La société vous va si mal
Sorti juste avant le deuxième confinement en France, Adieu les cons, septième film d’Albert Dupontel, a été l’une des seules sorties cinéma de la rentrée 2020. Que vaut cette nouvelle critique de la société, genre si cher à l’humoriste/réalisateur/comédien?
Bonjour les stéréotypes
Dupontel aime critiquer la société, et ses personnages sont souvent des victimes directes de ce qu’il souhaite nous montrer. « Adieu les Cons » ne déroge pas à cette règle. Dans sa nouvelle oeuvre, le réalisateur de « Au revoir là-haut » nous sert une critique acerbe des politiques, policiers, fonctionnaires, cadres (représentant « les cons »), capables de broyer tout le monde sur leur passage.
Les broyés en question, ce sont les trois personnage principaux de l’intrigue. Jean-Baptiste Cuchas (A. Dupontel), un fonctionnaire obsédé par la sécurité informatique, en pleine dépression. Suze Trappet (Virginie Efira), une coiffeuse dont les jours sont comptés. Et M. Blin (Nicolas Marié), arichiviste, ancien agent EDF victime de violences policières qui l’ont rendu aveugle.
Ces personnages resteront enfermés dans leurs stéréotypes toute la durée du long métrage, pour servir un conte glaçant et grinçant sur nos temps modernes.
Adieu la subtilité
L’intrigue est simple: Suze, qui vient d’apprendre que sa vie est en sursis, se met à la recherche de son enfant né sous X. Par un concours de circonstances d’une tristesse qui n’a d’égal que sa loufoquerie, elle croise le chemin de J-B., qui va lui prêter main forte dans sa quête. M. Blin leur viendra en aide, et sera également l’occasion d’utiliser sa cécité comme base de certains gags plus ou moins drôles.

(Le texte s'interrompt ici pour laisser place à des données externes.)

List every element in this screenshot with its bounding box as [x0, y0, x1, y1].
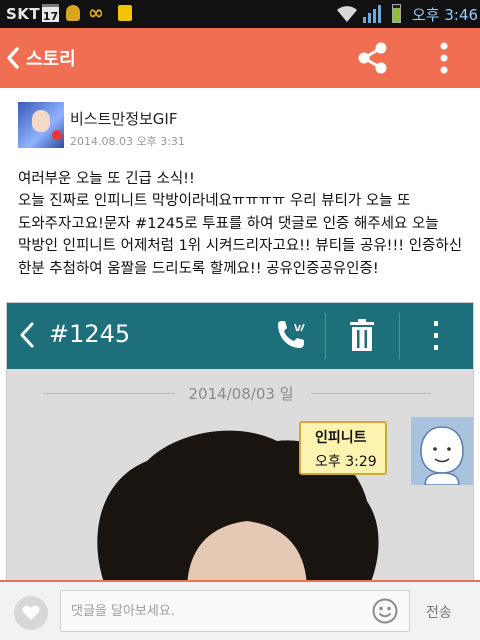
message-time: 오후 3:29 — [315, 454, 377, 470]
signal-icon — [363, 5, 381, 23]
more-vert-icon — [434, 321, 438, 350]
back-button[interactable]: 스토리 — [6, 42, 86, 74]
like-button[interactable] — [14, 596, 48, 630]
avatar-face — [32, 110, 50, 132]
post-line: 한분 추첨하여 움짤을 드리도록 할께요!! 공유인증공유인증! — [18, 260, 379, 277]
message-sender: 인피니트 — [315, 430, 367, 446]
send-button[interactable]: 전송 — [426, 602, 452, 622]
notification-icon — [66, 5, 80, 21]
divider — [399, 313, 400, 359]
post-line: 여러부운 오늘 또 긴급 소식!! — [18, 171, 195, 187]
embedded-messenger-bar: #1245 — [7, 303, 473, 369]
back-label: 스토리 — [26, 49, 76, 70]
comment-input[interactable] — [60, 590, 410, 632]
battery-icon — [392, 4, 401, 23]
more-vert-icon[interactable] — [432, 40, 456, 76]
post-line: 도와주자고요!문자 #1245로 투표를 하여 댓글로 인증 해주세요 오늘 — [18, 215, 439, 232]
status-bar: SKT 17 ∞ 오후 3:46 — [0, 0, 480, 28]
share-icon[interactable] — [356, 40, 390, 76]
memo-icon — [118, 5, 132, 21]
post-timestamp: 2014.08.03 오후 3:31 — [70, 135, 185, 148]
calendar-icon: 17 — [42, 4, 59, 23]
status-time: 오후 3:46 — [412, 6, 479, 24]
wifi-icon — [337, 6, 357, 22]
back-arrow-icon — [7, 47, 19, 69]
avatar-badge — [52, 130, 62, 140]
post-image[interactable]: #1245 2014/08/03 일 인피니트 오후 3:29 — [6, 302, 474, 582]
embedded-date: 2014/08/03 일 — [188, 385, 294, 403]
divider — [325, 313, 326, 359]
call-icon — [278, 321, 305, 348]
embedded-title: #1245 — [49, 320, 131, 348]
contact-avatar-icon — [411, 417, 473, 485]
infinity-icon: ∞ — [88, 2, 104, 24]
post-body: 여러부운 오늘 또 긴급 소식!! 오늘 진짜로 인피니트 막방이라네요ㅠㅠㅠㅠ… — [18, 168, 468, 280]
heart-icon — [22, 605, 40, 620]
app-header: 스토리 — [0, 28, 480, 88]
trash-icon — [350, 319, 374, 351]
carrier-label: SKT — [6, 5, 41, 23]
avatar[interactable] — [18, 102, 64, 148]
post-line: 막방인 인피니트 어제처럼 1위 시켜드리자고요!! 뷰티들 공유!!! 인증하… — [18, 238, 463, 255]
emoji-icon[interactable] — [372, 598, 398, 624]
back-arrow-icon — [20, 322, 34, 348]
author-name[interactable]: 비스트만정보GIF — [70, 108, 177, 129]
post-line: 오늘 진짜로 인피니트 막방이라네요ㅠㅠㅠㅠ 우리 뷰티가 오늘 또 — [18, 193, 411, 210]
message-bubble: 인피니트 오후 3:29 — [299, 421, 387, 475]
comment-bar: 전송 — [0, 580, 480, 640]
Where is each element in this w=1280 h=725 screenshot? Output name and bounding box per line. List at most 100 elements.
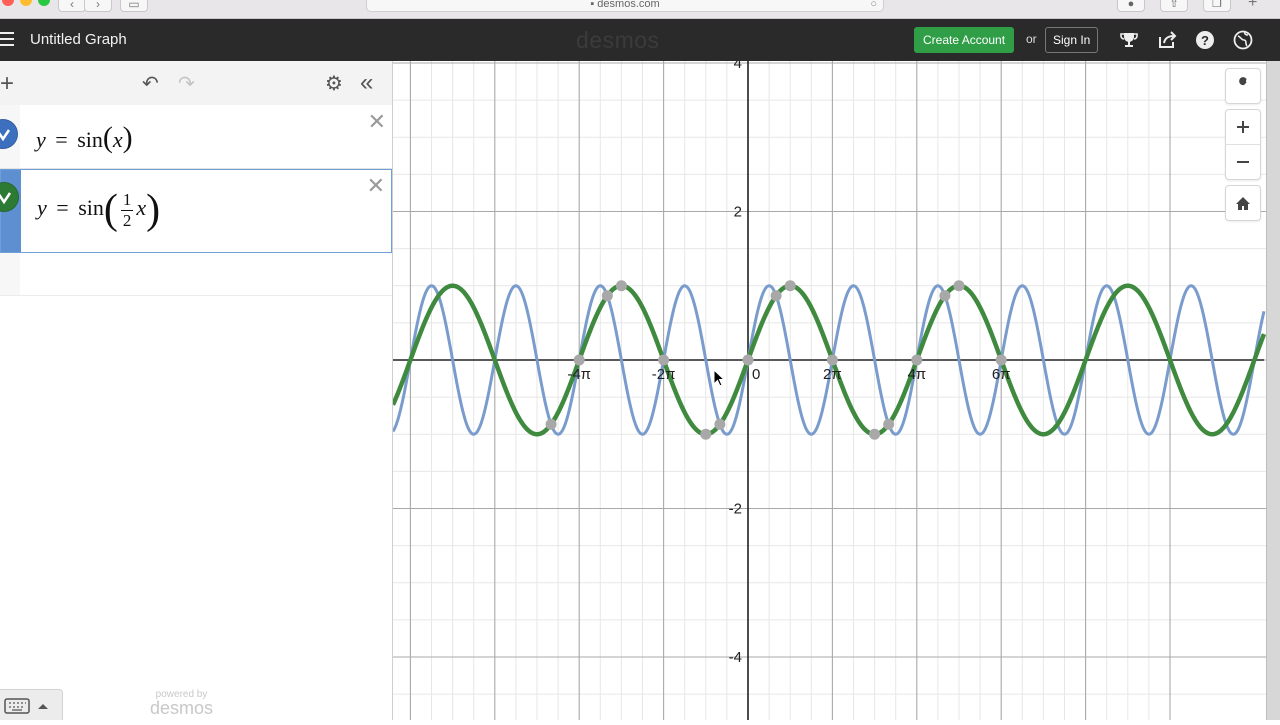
redo-icon: ↷ <box>178 73 195 95</box>
window-zoom-button[interactable] <box>38 0 50 6</box>
hamburger-menu-icon[interactable] <box>0 32 14 46</box>
graph-canvas[interactable]: -4π -2π 0 2π 4π 6π 4 2 -2 -4 <box>393 61 1280 720</box>
expression-math-1[interactable]: y = sin(x) <box>36 121 133 155</box>
curve-visibility-icon <box>0 192 12 205</box>
gear-icon: ⚙ <box>325 73 343 95</box>
mouse-cursor-icon <box>713 369 726 387</box>
graph-color-toggle[interactable] <box>0 182 19 212</box>
point-of-interest <box>869 428 881 440</box>
tick-labels: -4π -2π 0 2π 4π 6π 4 2 -2 -4 <box>567 61 1010 666</box>
curve-visibility-icon <box>0 129 11 142</box>
zoom-out-button[interactable] <box>1226 144 1260 179</box>
browser-toolbar: ‹ › ▭ ▪ desmos.com ○ ● ⇧ ❐ + <box>0 0 1280 19</box>
undo-icon: ↶ <box>142 73 159 95</box>
add-expression-button[interactable]: + <box>0 70 14 98</box>
plus-icon <box>1237 121 1249 133</box>
point-of-interest <box>953 280 965 292</box>
point-of-interest <box>826 354 838 366</box>
y-tick-label: -2 <box>729 501 742 518</box>
desmos-logo: desmos <box>576 27 660 53</box>
forward-arrow-icon: › <box>96 0 100 11</box>
y-tick-label: 2 <box>734 204 742 221</box>
svg-text:?: ? <box>1201 33 1209 48</box>
point-of-interest <box>784 280 796 292</box>
expression-row-1[interactable]: y = sin(x) ✕ <box>0 105 392 169</box>
default-viewport-button[interactable] <box>1226 186 1260 220</box>
plus-icon: + <box>0 70 15 97</box>
major-gridlines <box>393 61 1280 720</box>
x-tick-label: 6π <box>992 366 1011 383</box>
plus-icon: + <box>1248 0 1258 11</box>
graph-paper[interactable]: -4π -2π 0 2π 4π 6π 4 2 -2 -4 <box>393 61 1280 720</box>
zoom-in-button[interactable] <box>1226 110 1260 144</box>
create-account-button[interactable]: Create Account <box>914 27 1015 53</box>
sign-in-button[interactable]: Sign In <box>1045 27 1099 53</box>
expression-row-2[interactable]: y = sin(1 2 x) ✕ <box>0 169 392 253</box>
keyboard-icon <box>4 698 48 714</box>
extension-button[interactable]: ● <box>1117 0 1145 12</box>
browser-back-button[interactable]: ‹ <box>58 0 86 12</box>
x-tick-label: -2π <box>652 366 676 383</box>
point-of-interest <box>911 354 923 366</box>
window-edge <box>1266 61 1280 720</box>
close-icon: ✕ <box>367 109 386 134</box>
share-icon: ⇧ <box>1169 0 1179 10</box>
shield-icon: ● <box>1127 0 1135 10</box>
home-control <box>1225 185 1261 221</box>
expression-math-2[interactable]: y = sin(1 2 x) <box>37 186 160 234</box>
math-equals: = <box>55 127 68 152</box>
y-tick-label: -4 <box>729 649 742 666</box>
share-icon[interactable] <box>1156 29 1178 51</box>
share-browser-button[interactable]: ⇧ <box>1160 0 1188 12</box>
globe-icon[interactable] <box>1232 29 1254 51</box>
window-close-button[interactable] <box>2 0 14 6</box>
math-argument: x <box>136 195 147 221</box>
minor-gridlines <box>393 61 1280 720</box>
expression-list-panel: + ↶ ↷ ⚙ « y = sin(x) ✕ y = sin(1 2 x) ✕… <box>0 61 393 720</box>
x-tick-label: 4π <box>907 366 926 383</box>
point-of-interest <box>770 290 782 302</box>
expression-gutter-selected <box>0 170 21 252</box>
point-of-interest <box>995 354 1007 366</box>
point-of-interest <box>601 290 613 302</box>
keypad-toggle-button[interactable] <box>0 689 63 720</box>
expression-gutter <box>0 105 20 168</box>
new-tab-button[interactable]: + <box>1248 0 1257 12</box>
graph-title[interactable]: Untitled Graph <box>30 31 127 48</box>
delete-expression-button[interactable]: ✕ <box>368 109 386 135</box>
math-function: sin <box>78 195 104 221</box>
tabs-button[interactable]: ❐ <box>1203 0 1231 12</box>
math-argument: x <box>112 127 123 152</box>
trophy-icon[interactable] <box>1118 29 1140 51</box>
browser-forward-button[interactable]: › <box>84 0 112 12</box>
collapse-panel-button[interactable]: « <box>360 69 373 97</box>
powered-by-desmos: powered by desmos <box>150 689 213 719</box>
sidebar-icon: ▭ <box>128 0 140 11</box>
reload-icon[interactable]: ○ <box>870 0 877 17</box>
app-header: Untitled Graph desmos Create Account or … <box>0 19 1280 61</box>
fraction-numerator: 1 <box>120 189 134 211</box>
graph-color-toggle[interactable] <box>0 119 18 149</box>
browser-sidebar-button[interactable]: ▭ <box>120 0 148 12</box>
expression-toolbar: + ↶ ↷ ⚙ « <box>0 61 392 106</box>
undo-button[interactable]: ↶ <box>142 71 159 96</box>
tabs-icon: ❐ <box>1212 0 1222 10</box>
point-of-interest <box>615 280 627 292</box>
redo-button[interactable]: ↷ <box>178 71 195 96</box>
address-bar[interactable]: ▪ desmos.com ○ <box>366 0 884 12</box>
double-chevron-left-icon: « <box>360 69 374 96</box>
empty-expression-row[interactable] <box>0 253 392 296</box>
expression-gutter <box>0 253 20 295</box>
close-icon: ✕ <box>366 173 385 198</box>
settings-button[interactable]: ⚙ <box>325 71 343 96</box>
math-equals: = <box>56 195 69 221</box>
y-tick-label: 4 <box>734 61 742 72</box>
powered-by-brand: desmos <box>150 698 214 718</box>
lock-icon: ▪ <box>590 0 595 10</box>
graph-settings-button[interactable] <box>1226 69 1260 103</box>
window-minimize-button[interactable] <box>20 0 32 6</box>
address-url: desmos.com <box>597 0 660 10</box>
point-of-interest <box>939 290 951 302</box>
help-icon[interactable]: ? <box>1194 29 1216 51</box>
delete-expression-button[interactable]: ✕ <box>367 173 385 199</box>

Ainsi, sur leur chemin se dresseront les méchants policiers, qui enchainent les bavures, des fonctionnaires qui ont plus l’air de prendre des pauses cafés que des pauses travail, et autres stéréotypes.
Alors oui, ça manque de subtilité. Il n’y en a même aucune. Mais pour une bonne raison. Ces fils grossiers permettent de se concentrer sur l’impact que peuvent avoir nos organisations modernes sur les personnes en marge de notre société.
Lorsque nous ne nous occupons plus de ce qui importe, mais que nous nous laissons porter par l’inutile, que deviennent les dépressifs, les malades et les handicapés? Bref, ceux en position de « faiblesse », alors que nous sommes à la recherche de la performance à tout prix? Voilà le message que veut porter Albert Dupontel.
Bien vu l’aveugle
Et ça marche. Aussi simple que puisse paraître l’intrigue d' »Adieu les cons », et aussi simpliste que puissent paraître les personnages, ça fonctionne.
Nous nous attachons à notre trio de circonstance, et vivons avec eux leurs mésaventures sur fond de chaos moderne.
La réalisation est aussi tape-à-l’oeil que la construction des protagonistes. Albert Dupontel se sert de la photographie comme d’un quatrième personnage, nous montrant sans aucune subtilité les travers de notre monde. Mais manque de subtilité ne veut pas dire manque de beauté ou de poésie. Certains plans sont d’un graphisme transmettant des émotions souvent contradictoires. Ce faisant, ils poussent le spectateur à se détacher de l’histoire et à réfléchir sur ce qui nous entoure.
Alors, on a aimé?
Oui, pour son message porté et sa réalisation ouvertement excessive. Et les gags dont Albert Dupontel a le secret restent efficaces. Et quel bien fou cela fait de rire devant un écran de cinéma en ce moment!
Un peu moins pour les stéréotypes, les accusations grossières, notamment envers la police et les fonctionnaires. Moins d’amalgames ne serait pas un mal.
Alors je ne vais pas vous dire d’aller au cinéma maintenant. Mais je pense que le 15 décembre certains exploitants de salle devraient encore le projeter. Rien que pour ça, foncez!